Racial politics in the NFL have become increasingly problematic. The mega-wealthy franchise owners are almost all white businesspeople. Their multimillionaire players are about 70 percent African-American. So there is little diversity among the players, but even less among the owners.

18Carnophile
Oct 6, 2017, 11:32pm Top

>13 RickHarsch: Too late.

19RickHarsch
Oct 7, 2017, 5:00am Top

>18 Carnophile: Last word.

20johnthefireman
Edited: Oct 7, 2017, 10:22am Top

>9 Guanhumara:

I love watching test cricket. It's true that some of the action is slow (although a ball travelling at 90 mph is not so languid), but actually cricket has a lot in common with chess and is very much a game for thinkers.
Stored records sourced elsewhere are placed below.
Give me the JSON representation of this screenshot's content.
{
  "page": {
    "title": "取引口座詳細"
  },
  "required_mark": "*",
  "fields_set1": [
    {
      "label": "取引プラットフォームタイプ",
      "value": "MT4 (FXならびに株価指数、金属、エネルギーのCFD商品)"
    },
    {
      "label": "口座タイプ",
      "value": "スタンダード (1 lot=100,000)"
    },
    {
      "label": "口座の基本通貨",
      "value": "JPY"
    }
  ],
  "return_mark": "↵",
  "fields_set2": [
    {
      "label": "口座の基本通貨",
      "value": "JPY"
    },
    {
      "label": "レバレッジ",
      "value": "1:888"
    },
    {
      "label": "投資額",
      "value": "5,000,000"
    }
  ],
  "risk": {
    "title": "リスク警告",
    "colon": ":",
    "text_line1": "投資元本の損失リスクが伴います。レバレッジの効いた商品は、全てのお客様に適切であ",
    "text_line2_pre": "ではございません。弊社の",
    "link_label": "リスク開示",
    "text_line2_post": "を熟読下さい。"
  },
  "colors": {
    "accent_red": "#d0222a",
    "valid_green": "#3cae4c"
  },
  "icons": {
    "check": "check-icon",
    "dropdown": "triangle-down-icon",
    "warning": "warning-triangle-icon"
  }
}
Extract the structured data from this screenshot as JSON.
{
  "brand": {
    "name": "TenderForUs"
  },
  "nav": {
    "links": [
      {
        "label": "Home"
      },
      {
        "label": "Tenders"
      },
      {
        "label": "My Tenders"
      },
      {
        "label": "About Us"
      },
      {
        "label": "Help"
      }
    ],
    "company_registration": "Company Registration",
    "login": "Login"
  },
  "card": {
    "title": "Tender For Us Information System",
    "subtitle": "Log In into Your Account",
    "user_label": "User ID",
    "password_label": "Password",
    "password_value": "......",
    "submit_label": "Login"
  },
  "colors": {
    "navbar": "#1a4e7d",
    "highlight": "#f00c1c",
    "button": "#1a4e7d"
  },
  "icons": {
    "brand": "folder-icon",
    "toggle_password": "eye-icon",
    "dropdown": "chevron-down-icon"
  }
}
A test match lasts five days, and a lot changes during that period, including the weather, the light, the state of both the pitch and the balls, and the fitness and concentration of the players. Fascinating.

21JGL53
Oct 7, 2017, 12:08pm Top

If not football then baseball, or soccer, cricket, rugby, boxing, nascar, or RollerBall.

Besides bread (nachos, hot dogs, beer, etc.) the hoi polloi must have circuses. The corporations will supply all and the hoi polloi will knowingly or unknowingly underwrite it all.

Those of us in some intellectual ivory tower can point and laugh but the masses don't notice and would laugh at us if they were aware of us.

The culture of shit will continue to flow down the sewage drain of life until it reaches the sea.

Namaste.

I shall now return to my computer chess game.

22RickHarsch
Oct 7, 2017, 5:47pm Top


Namaste yourself. I am currently winning my computer chess game--aand you?